After the state commission will consider the new wording of the program it
will be submitted to the government session.
According to the information of the plenipotentiary's press secretary Sergei
Novikov, the new wording of the program provides for increasing the financing
on the part of Russia because of the actual cutting of the aid from the international
community, first of all from the United States. As a result, the press secretary
said, the procedure and the priorities of putting into operation the facilities
for the destruction of chemical weapons will be revised.
"Earlier it was planned to start eliminating chemical weapons in 2005 at
a plant in the town of Shchuchye in the Kurgan region (the Trans-Ural area).
But now it has become clear that the plant will begin functioning much later.

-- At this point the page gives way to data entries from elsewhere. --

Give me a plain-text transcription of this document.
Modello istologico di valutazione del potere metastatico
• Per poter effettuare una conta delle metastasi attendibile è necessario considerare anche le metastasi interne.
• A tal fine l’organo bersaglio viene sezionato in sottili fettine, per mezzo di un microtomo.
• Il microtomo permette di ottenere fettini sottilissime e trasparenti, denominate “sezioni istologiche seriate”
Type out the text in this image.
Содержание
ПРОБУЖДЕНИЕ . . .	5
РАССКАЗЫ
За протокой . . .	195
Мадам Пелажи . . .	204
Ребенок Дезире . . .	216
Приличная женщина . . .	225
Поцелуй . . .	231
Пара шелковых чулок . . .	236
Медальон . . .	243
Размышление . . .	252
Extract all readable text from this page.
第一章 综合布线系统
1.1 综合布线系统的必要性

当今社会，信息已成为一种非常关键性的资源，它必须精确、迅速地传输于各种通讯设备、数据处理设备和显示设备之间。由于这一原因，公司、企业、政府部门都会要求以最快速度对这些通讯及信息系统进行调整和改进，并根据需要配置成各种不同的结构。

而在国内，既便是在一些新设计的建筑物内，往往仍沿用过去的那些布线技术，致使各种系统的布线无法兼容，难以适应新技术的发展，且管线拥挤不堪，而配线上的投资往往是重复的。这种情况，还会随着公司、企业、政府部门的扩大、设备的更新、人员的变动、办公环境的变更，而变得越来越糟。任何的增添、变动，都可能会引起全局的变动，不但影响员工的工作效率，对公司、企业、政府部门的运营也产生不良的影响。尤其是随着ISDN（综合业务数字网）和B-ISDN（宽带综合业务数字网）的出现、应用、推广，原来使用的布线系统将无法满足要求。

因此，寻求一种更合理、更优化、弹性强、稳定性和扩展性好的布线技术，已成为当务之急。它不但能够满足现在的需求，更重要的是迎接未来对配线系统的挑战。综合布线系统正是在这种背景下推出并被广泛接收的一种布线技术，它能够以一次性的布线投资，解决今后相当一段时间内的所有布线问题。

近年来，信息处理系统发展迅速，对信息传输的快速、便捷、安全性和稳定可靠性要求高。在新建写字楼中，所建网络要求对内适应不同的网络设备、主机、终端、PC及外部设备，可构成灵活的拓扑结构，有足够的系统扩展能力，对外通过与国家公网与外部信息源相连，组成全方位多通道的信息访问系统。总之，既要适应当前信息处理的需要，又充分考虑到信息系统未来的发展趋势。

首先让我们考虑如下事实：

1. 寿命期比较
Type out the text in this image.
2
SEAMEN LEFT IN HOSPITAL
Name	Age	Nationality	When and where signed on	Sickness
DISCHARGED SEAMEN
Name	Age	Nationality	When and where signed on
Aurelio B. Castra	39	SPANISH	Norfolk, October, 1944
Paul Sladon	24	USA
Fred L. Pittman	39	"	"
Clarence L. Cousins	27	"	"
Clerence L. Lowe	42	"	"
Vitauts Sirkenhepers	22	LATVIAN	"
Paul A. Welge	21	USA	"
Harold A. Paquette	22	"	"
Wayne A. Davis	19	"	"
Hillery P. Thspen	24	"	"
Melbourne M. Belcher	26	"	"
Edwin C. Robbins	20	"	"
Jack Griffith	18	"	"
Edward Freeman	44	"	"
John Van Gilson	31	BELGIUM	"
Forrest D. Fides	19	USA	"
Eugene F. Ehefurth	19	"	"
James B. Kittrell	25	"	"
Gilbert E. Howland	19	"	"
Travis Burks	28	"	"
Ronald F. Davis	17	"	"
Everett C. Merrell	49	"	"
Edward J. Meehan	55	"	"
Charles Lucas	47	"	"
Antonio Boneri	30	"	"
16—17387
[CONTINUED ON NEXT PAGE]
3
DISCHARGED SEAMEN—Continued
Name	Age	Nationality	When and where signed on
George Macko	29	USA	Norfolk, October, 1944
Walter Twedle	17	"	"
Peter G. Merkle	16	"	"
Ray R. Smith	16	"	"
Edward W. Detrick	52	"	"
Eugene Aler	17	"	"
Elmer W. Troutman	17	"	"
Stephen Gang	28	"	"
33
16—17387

In 2005, it is expected that the plant in Kambarka in the Udmurtian Republic
(Southern Ural area) will be put into operation," Novikov explained.
The first stage of the destruction of the war gases of the first category
of danger was completed on April 26, 2003 at the plant in the township of
Gorny in the Saratov region (the middle reaches of the Volga River area).
More than 400 tons of yperite, or 1 percent of Russia's entire stock of chemical
weapons, were destroyed.
In 1997, Russia ratified the international Convention on the Prohibition of
the Development, Production, Stockpiling and Use of Chemical Weapons and on
Their Destruction.
According to this convention, the Russian Federation committed itself to
destroy all its stocks of chemical weapons which it had inherited from the
Soviet Union. Under the convention, the destruction of chemical weapons is
carried out in four stages. The first stage - the destruction of one percent
of chemical weapons; the second stage - 20 percent, the third stage - 45 percent,
and the fourth stage - 100 percent of the chemical weapons stocks.
International aid in 2002 amounted to $14 million, in 2003 - to $60 million;
in 2004 it is expected at $310 million.
The total amount of the stocks of chemical weapons (war gases) in Russia is
40,000 tons which are kept in seven arsenals: 15.9 percent in Kambarka, 2.9
percent- in Gorny. 14.2 percent - in the township of Kizner (Udmurtian Republaic),
17.4 percent - in the township of Maradykovsky, 18.8 percent in the town
of Pochep (Bryansk region), 17.2 percent - in the township of Leonidovka
(Penza region) and 13.6 percent in the town of Shchuchye (Kurgan region).